Especially not if your name is Booster Gold.
Friday, October 6, 2017
I make no secret of the fact that I enjoyed Dan Vado's time writing Justice League comics, including Extreme Justice. It's also no secret that I'm not quite such a fan of the art of Vado's frequent collaborator, Marc Campos.
To be fair, I'm a Booster Gold guy, and Campos' time on the character coincided with Booster's infamous football armor. It was not a golden era.
I'm perfectly willing to accept that fans of other characters may have enjoyed Campos' work a little more than I did. In fact, one of them recently sent me an email looking for help tracking Campos down.
Love your site! I was just wondering if you happened to know contact info for Marc Campos?? I have been wanting for years to get a Blue Beetle commission from him!
I'd like to help, but sadly, I have no idea how to reach Mr. Campos. All I know is that back in the day, he worked out of Brazil (and presumably still does).
Can anyone be a hero and point us in the right direction to contact Campos? If so, leave a note in the comments, and I'll be sure to pass it along.

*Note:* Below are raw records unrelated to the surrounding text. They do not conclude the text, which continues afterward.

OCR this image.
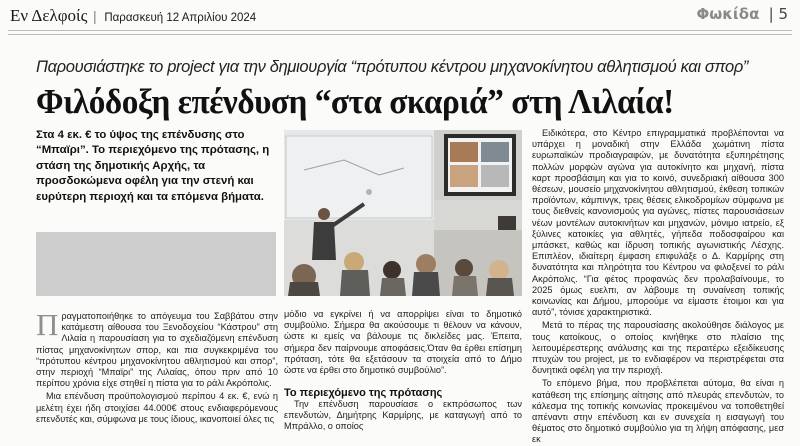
Εν Δελφοίς | Παρασκευή 12 Απριλίου 2024	Φωκίδα | 5
Παρουσιάστηκε το project για την δημιουργία “πρότυπου κέντρου μηχανοκίνητου αθλητισμού και σπορ”
Φιλόδοξη επένδυση “στα σκαριά” στη Λιλαία!

Στα 4 εκ. € το ύψος της επένδυσης στο “Μπαϊρι”. Το περιεχόμενο της πρότασης, η στάση της δημοτικής Αρχής, τα προσδοκώμενα οφέλη για την στενή και ευρύτερη περιοχή και τα επόμενα βήματα.

Πραγματοποιήθηκε το απόγευμα του Σαββάτου στην κατάμεστη αίθουσα του Ξενοδοχείου “Κάστρου” στη Λιλαία η παρουσίαση για το σχεδιαζόμενη επένδυση πίστας μηχανοκίνητων σπορ, και πια συγκεκριμένα του “πρότυπου κέντρου μηχανοκίνητου αθλητισμού και σπορ”, στην περιοχή “Μπαϊρι” της Λιλαίας, όπου πριν από 10 περίπου χρόνια είχε στηθεί η πίστα για το ράλι Ακρόπολις.

Μια επένδυση προϋπολογισμού περίπου 4 εκ. €, ενώ η μελέτη έχει ήδη στοιχίσει 44.000€ στους ενδιαφερόμενους επενδυτές και, σύμφωνα με τους ίδιους, ικανοποιεί όλες τις

μόδιο να εγκρίνει ή να απορρίψει είναι το δημοτικό συμβούλιο. Σήμερα θα ακούσουμε τι θέλουν να κάνουν, ώστε κι εμείς να βάλουμε τις δικλείδες μας. Έπειτα, σήμερα δεν παίρνουμε αποφάσεις.Όταν θα έρθει επίσημη πρόταση, τότε θα εξετάσουν τα στοιχεία από το Δήμο ώστε να έρθει στο δημοτικό συμβούλιο”.

Το περιεχόμενο της πρότασης

Την επένδυση παρουσίασε ο εκπρόσωπος των επενδυτών, Δημήτρης Καρμίρης, με καταγωγή από το Μπράλλο, ο οποίος

Ειδικότερα, στο Κέντρο επιγραμματικά προβλέπονται να υπάρχει η μοναδική στην Ελλάδα χωμάτινη πίστα ευρωπαϊκών προδιαγραφών, με δυνατότητα εξυπηρέτησης πολλών μορφών αγώνα για αυτοκίνητο και μηχανή, πίστα καρτ προσβάσιμη και για το κοινό, συνεδριακή αίθουσα 300 θέσεων, μουσείο μηχανοκίνητου αθλητισμού, έκθεση τοπικών προϊόντων, κάμπινγκ, τρεις θέσεις ελικοδρομίων σύμφωνα με τους διεθνείς κανονισμούς για αγώνες, πίστες παρουσιάσεων νέων μοντέλων αυτοκινήτων και μηχανών, μόνιμο ιατρείο, εξ ξύλινες κατοικίες για αθλητές, γήπεδα ποδοσφαίρου και μπάσκετ, καθώς και ίδρυση τοπικής αγωνιστικής Λέσχης. Επιπλέον, ιδιαίτερη έμφαση επιφυλάξε ο Δ. Καρμίρης στη δυνατότητα και πληρότητα του Κέντρου να φιλοξενεί το ράλι Ακρόπολις. “Για φέτος προφανώς δεν προλαβαίνουμε, το 2025 όμως ευελπι, αν λάβουμε τη συναίνεση τοπικής κοινωνίας και Δήμου, μπορούμε να είμαστε έτοιμοι και για αυτό”, τόνισε χαρακτηριστικά.

Μετά το πέρας της παρουσίασης ακολούθησε διάλογος με τους κατοίκους, ο οποίος κινήθηκε στο πλαίσιο της λειτουμέρεστερης ανάλυσης και της περαιτέρω εξειδίκευσης πτυχών του project, με το ενδιαφέρον να περιστρέφεται στα δυνητικά οφέλη για την περιοχή.

Το επόμενο βήμα, που προβλέπεται αύτομα, θα είναι η κατάθεση της επίσημης αίτησης από πλευράς επενδυτών, το κάλεσμα της τοπικής κοινωνίας προκειμένου να τοποθετηθεί απέναντι στην επένδυση και εν συνεχεία η εισαγωγή του θέματος στο δημοτικό συμβούλιο για τη λήψη απόφασης, μεσ εκ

Wednesday, September 9, 2015
If you followed the adventures of Booster Gold in the mid-90s, you must be familiar with the work of Dan Vado. Vado was the writer who gave Booster his first suit of bulky 20th-century power armor in Justice League America #80, cut off his arm and killed him (temporarily) in Justice League America #89, then restored what remained of the fortune Dirk Davis had stolen in Extreme Justice #6.
Vado's time writing the character is often overshadowed by the, um, "extreme" art of the era. That's a shame. Vado's writing strongly emphasized the troubles and personalities of the characters in the ensemble cast. Yes, it's all a bit melodramatic, but that was always a component of the International era of the Justice League. Extreme Justice might not have a sterling legacy, but it's really pretty good if you can read it with your eyes closed.
Happy 56th Birthday, Dan Vado. And thank you.
Friday, March 15, 2013
On this day in 1995, Booster Gold and Skeets were reunited in Extreme Justice #4.
I'd love to tell you it was a touching reunion between two old friends, but I'd be lying. Skeets appears in exactly three panels. The Blue Beetle's new Bug gets more attention. Heck, Mister Miracle's sidekick Oberon gets a bigger part, and Mister Miracle isn't even in this issue.
As you know, Extreme Justice has something of a reputation as the bad seed among the Justice League International-era titles. Honestly, this book won't do much to disabuse anyone of that opinion.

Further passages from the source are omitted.